We weren't the first family Jasper had either.
I was laying in bed perusing an Alaskan Malamute rescue organization's website, hey, we all have our hobbies, when I came across a big eared, gangly-legged boy. I turned to Ry, shoving the screen of my iPhone assertively into his face. I have shown him many, many, many profiles and photos of adoptable pups over the years, but as he tilted his head to the side I saw the corners of his lips curl upward. That was all the green light I needed to immediately send in an application pleading with the powers that be to consider us. It was an incredibly extensive application which required photos of our fences to prove it's height and durability. Luckily for us, whoever owned our home previously believed in locking themselves behind a stealthy forest of timber and concrete, but I like to think it was the impassioned letter I wrote describing the life I envisioned for this proclaimed high energy fella that swayed them to pick us. A few days later we received an email stating that Jasper's foster mom picked our application out of the bunch.

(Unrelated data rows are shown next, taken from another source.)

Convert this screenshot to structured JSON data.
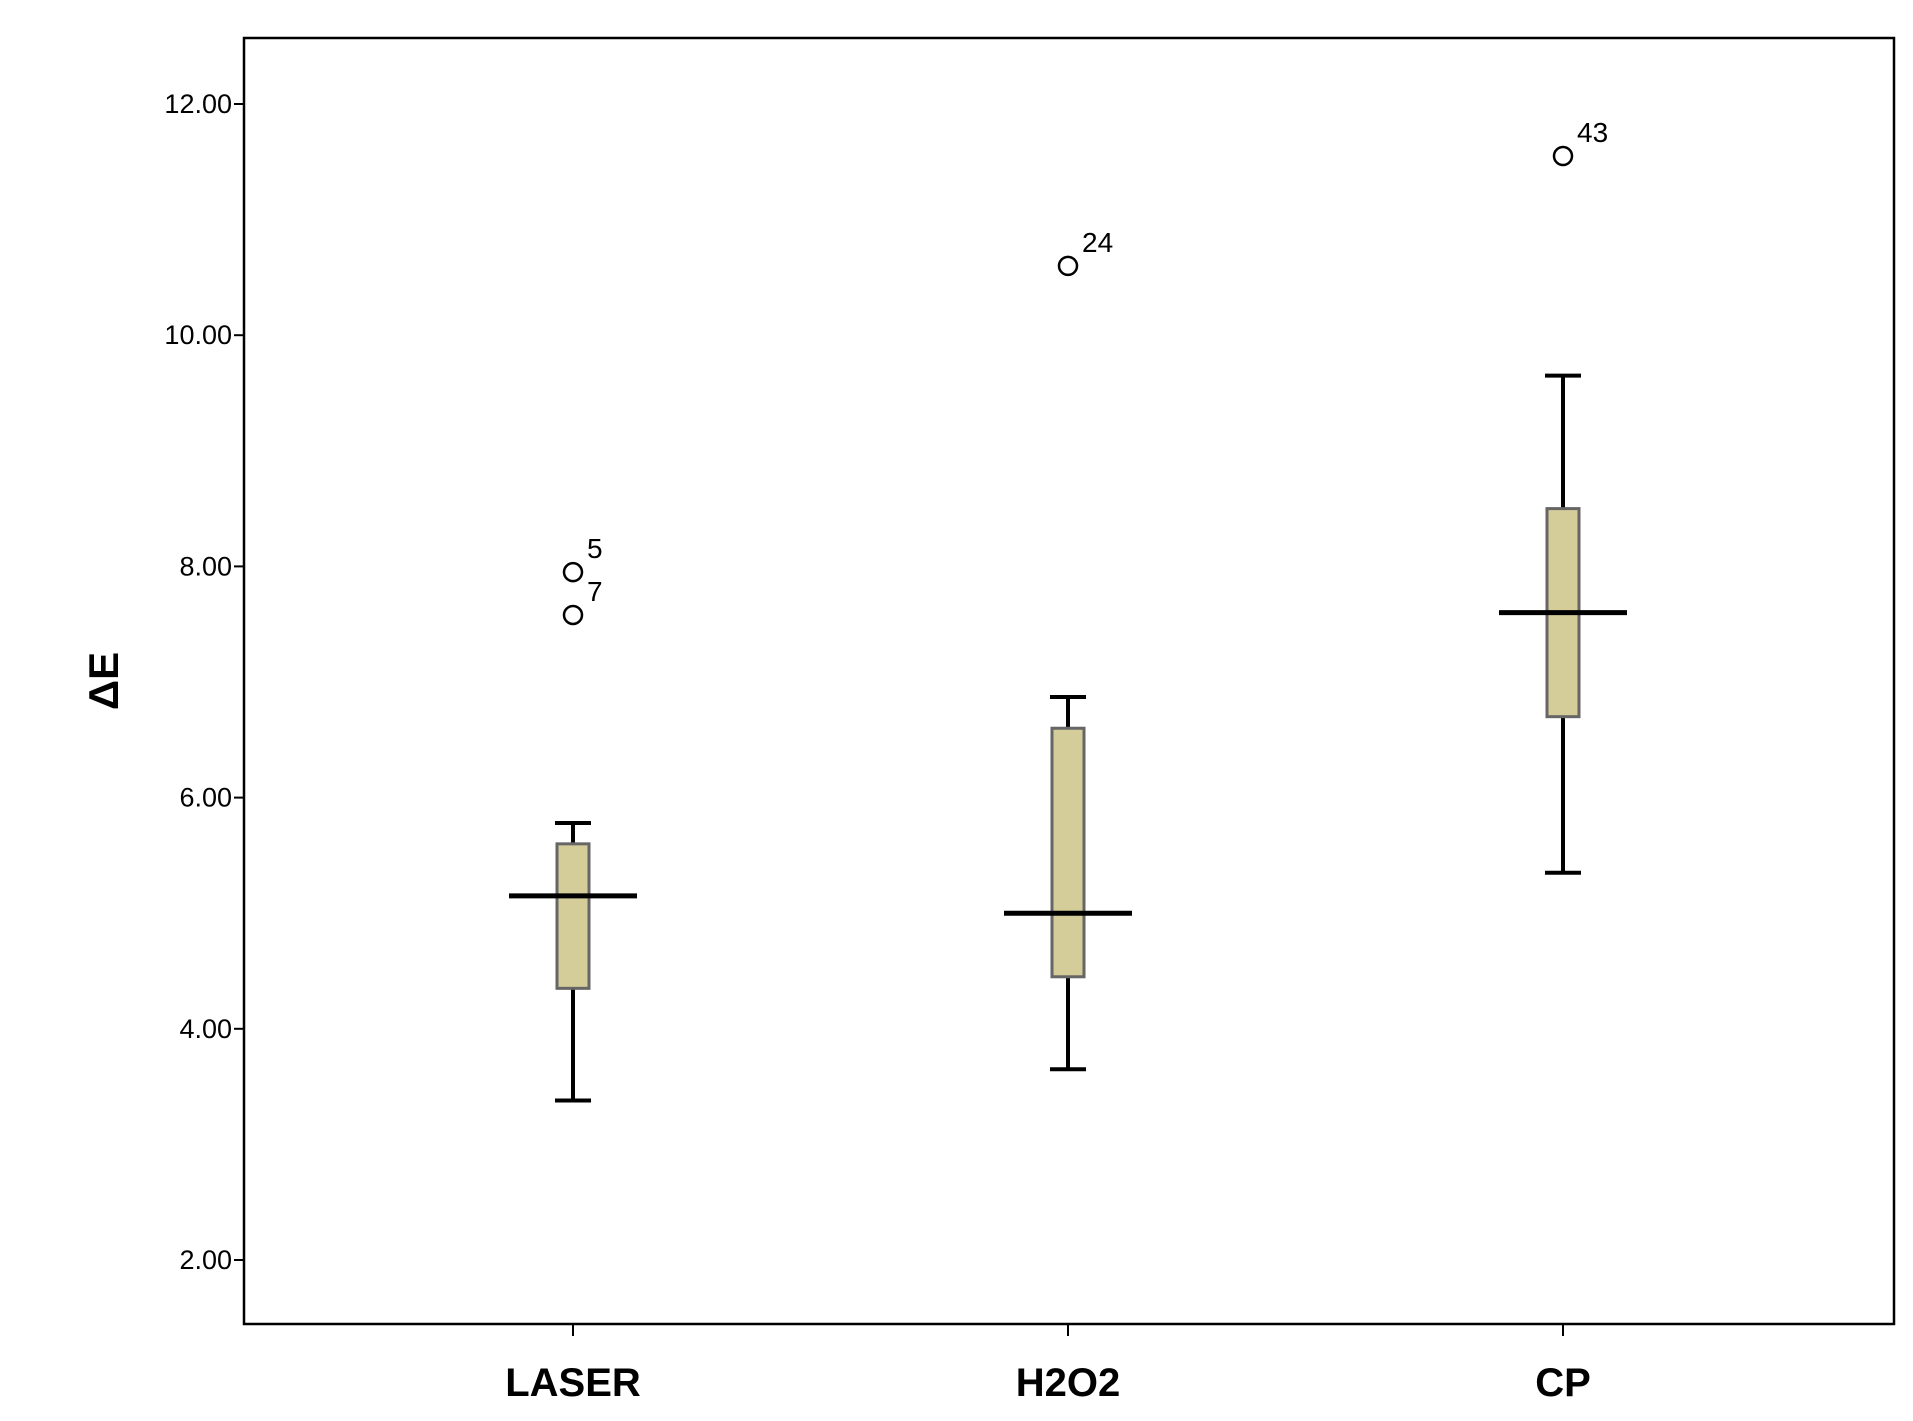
{
  "chart_data": {
    "type": "box",
    "ylabel": "ΔE",
    "xlabel": "",
    "ylim": [
      1.4,
      12.6
    ],
    "yticks": [
      2.0,
      4.0,
      6.0,
      8.0,
      10.0,
      12.0
    ],
    "ytick_labels": [
      "2.00",
      "4.00",
      "6.00",
      "8.00",
      "10.00",
      "12.00"
    ],
    "grid": false,
    "box_color": "#d4cc99",
    "box_edge_color": "#666666",
    "categories": [
      "LASER",
      "H2O2",
      "CP"
    ],
    "boxes": [
      {
        "category": "LASER",
        "whisker_low": 3.38,
        "q1": 4.35,
        "median": 5.15,
        "q3": 5.6,
        "whisker_high": 5.78,
        "outliers": [
          {
            "value": 7.95,
            "label": "5"
          },
          {
            "value": 7.58,
            "label": "7"
          }
        ]
      },
      {
        "category": "H2O2",
        "whisker_low": 3.65,
        "q1": 4.45,
        "median": 5.0,
        "q3": 6.6,
        "whisker_high": 6.87,
        "outliers": [
          {
            "value": 10.6,
            "label": "24"
          }
        ]
      },
      {
        "category": "CP",
        "whisker_low": 5.35,
        "q1": 6.7,
        "median": 7.6,
        "q3": 8.5,
        "whisker_high": 9.65,
        "outliers": [
          {
            "value": 11.55,
            "label": "43"
          }
        ]
      }
    ]
  }
}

Osa and I drove two hours north with one objective: meet Jasper, and a secondary objective pending how the first concluded: bring Jasper home.

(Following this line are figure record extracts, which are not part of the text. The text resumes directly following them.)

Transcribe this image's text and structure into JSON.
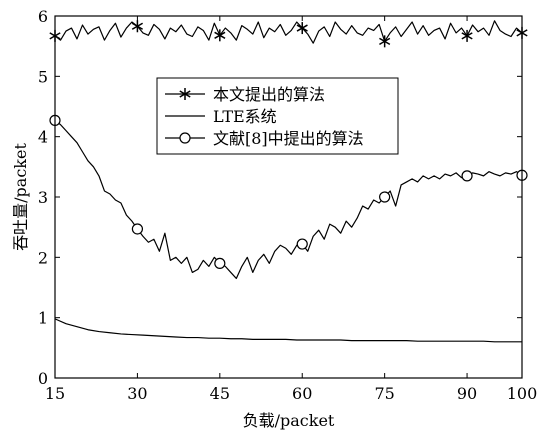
{
  "chart_data": {
    "type": "line",
    "title": "",
    "xlabel": "负载/packet",
    "ylabel": "吞吐量/packet",
    "xlim": [
      15,
      100
    ],
    "ylim": [
      0,
      6
    ],
    "xticks": [
      15,
      30,
      45,
      60,
      75,
      90,
      100
    ],
    "yticks": [
      0,
      1,
      2,
      3,
      4,
      5,
      6
    ],
    "grid": false,
    "legend_position": "center",
    "series": [
      {
        "name": "本文提出的算法",
        "marker": "asterisk",
        "marker_x": [
          15,
          30,
          45,
          60,
          75,
          90,
          100
        ],
        "x": [
          15,
          16,
          17,
          18,
          19,
          20,
          21,
          22,
          23,
          24,
          25,
          26,
          27,
          28,
          29,
          30,
          31,
          32,
          33,
          34,
          35,
          36,
          37,
          38,
          39,
          40,
          41,
          42,
          43,
          44,
          45,
          46,
          47,
          48,
          49,
          50,
          51,
          52,
          53,
          54,
          55,
          56,
          57,
          58,
          59,
          60,
          61,
          62,
          63,
          64,
          65,
          66,
          67,
          68,
          69,
          70,
          71,
          72,
          73,
          74,
          75,
          76,
          77,
          78,
          79,
          80,
          81,
          82,
          83,
          84,
          85,
          86,
          87,
          88,
          89,
          90,
          91,
          92,
          93,
          94,
          95,
          96,
          97,
          98,
          99,
          100
        ],
        "values": [
          5.67,
          5.6,
          5.75,
          5.8,
          5.62,
          5.85,
          5.7,
          5.78,
          5.82,
          5.6,
          5.76,
          5.88,
          5.65,
          5.8,
          5.9,
          5.83,
          5.72,
          5.68,
          5.86,
          5.78,
          5.62,
          5.8,
          5.74,
          5.85,
          5.7,
          5.66,
          5.82,
          5.76,
          5.6,
          5.88,
          5.68,
          5.8,
          5.72,
          5.6,
          5.84,
          5.78,
          5.7,
          5.9,
          5.64,
          5.8,
          5.74,
          5.86,
          5.68,
          5.76,
          5.9,
          5.8,
          5.7,
          5.55,
          5.75,
          5.82,
          5.66,
          5.9,
          5.78,
          5.7,
          5.84,
          5.72,
          5.68,
          5.8,
          5.76,
          5.86,
          5.58,
          5.72,
          5.82,
          5.66,
          5.78,
          5.9,
          5.7,
          5.84,
          5.68,
          5.76,
          5.8,
          5.62,
          5.88,
          5.72,
          5.8,
          5.67,
          5.85,
          5.74,
          5.8,
          5.68,
          5.92,
          5.76,
          5.7,
          5.66,
          5.8,
          5.72
        ]
      },
      {
        "name": "LTE系统",
        "marker": "none",
        "x": [
          15,
          17,
          19,
          21,
          23,
          25,
          27,
          29,
          31,
          33,
          35,
          37,
          39,
          41,
          43,
          45,
          47,
          49,
          51,
          53,
          55,
          57,
          59,
          61,
          63,
          65,
          67,
          69,
          71,
          73,
          75,
          77,
          79,
          81,
          83,
          85,
          87,
          89,
          91,
          93,
          95,
          97,
          100
        ],
        "values": [
          0.98,
          0.9,
          0.85,
          0.8,
          0.77,
          0.75,
          0.73,
          0.72,
          0.71,
          0.7,
          0.69,
          0.68,
          0.67,
          0.67,
          0.66,
          0.66,
          0.65,
          0.65,
          0.64,
          0.64,
          0.64,
          0.64,
          0.63,
          0.63,
          0.63,
          0.63,
          0.63,
          0.62,
          0.62,
          0.62,
          0.62,
          0.62,
          0.62,
          0.61,
          0.61,
          0.61,
          0.61,
          0.61,
          0.61,
          0.61,
          0.6,
          0.6,
          0.6
        ]
      },
      {
        "name": "文献[8]中提出的算法",
        "marker": "circle",
        "marker_x": [
          15,
          30,
          45,
          60,
          75,
          90,
          100
        ],
        "x": [
          15,
          16,
          17,
          18,
          19,
          20,
          21,
          22,
          23,
          24,
          25,
          26,
          27,
          28,
          29,
          30,
          31,
          32,
          33,
          34,
          35,
          36,
          37,
          38,
          39,
          40,
          41,
          42,
          43,
          44,
          45,
          46,
          47,
          48,
          49,
          50,
          51,
          52,
          53,
          54,
          55,
          56,
          57,
          58,
          59,
          60,
          61,
          62,
          63,
          64,
          65,
          66,
          67,
          68,
          69,
          70,
          71,
          72,
          73,
          74,
          75,
          76,
          77,
          78,
          79,
          80,
          81,
          82,
          83,
          84,
          85,
          86,
          87,
          88,
          89,
          90,
          91,
          92,
          93,
          94,
          95,
          96,
          97,
          98,
          99,
          100
        ],
        "values": [
          4.27,
          4.2,
          4.1,
          4.0,
          3.9,
          3.75,
          3.6,
          3.5,
          3.35,
          3.1,
          3.05,
          2.95,
          2.9,
          2.7,
          2.6,
          2.47,
          2.35,
          2.25,
          2.3,
          2.1,
          2.4,
          1.95,
          2.0,
          1.9,
          2.0,
          1.75,
          1.8,
          1.95,
          1.85,
          2.0,
          1.9,
          1.85,
          1.75,
          1.65,
          1.85,
          2.0,
          1.75,
          1.95,
          2.05,
          1.9,
          2.1,
          2.2,
          2.15,
          2.05,
          2.2,
          2.22,
          2.1,
          2.35,
          2.45,
          2.3,
          2.55,
          2.5,
          2.4,
          2.6,
          2.5,
          2.65,
          2.85,
          2.8,
          2.95,
          2.9,
          3.0,
          3.1,
          2.85,
          3.2,
          3.25,
          3.3,
          3.25,
          3.35,
          3.3,
          3.35,
          3.3,
          3.38,
          3.35,
          3.4,
          3.32,
          3.35,
          3.4,
          3.38,
          3.35,
          3.42,
          3.38,
          3.35,
          3.4,
          3.38,
          3.42,
          3.36
        ]
      }
    ]
  }
}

The dogs, utter strangers, immediately took to each other. While they chased and wrestled and took breaks to guzzle water, I spoke with the woman who ran the rescue organization. She told me that Jasper was purchased from a breeder by a woman who, frankly, had no business getting another dog. She had several children and several dogs at home already and was completely overwhelmed by the addition. Jasper spent the first nine months of his life living in a pit of mud in her back yard. She called the rescue organization and asked if they could take him off her hands- what is known in the adoption circle as an "owner surrender." When she was asked for photos of Jasper that the organization could add to his online profile she sent pictures that were taken through the screen of a window. She couldn't even walk outside to join him. This thought still devastates me.
But he would never know that type of solitude again, I promised him as I drove southbound on Interstate 5.
We are the family that came together because we were all offered second chances, and I think that pushes us to provide a life of extraordinary love and endless adventure for one another, a life we all deserve.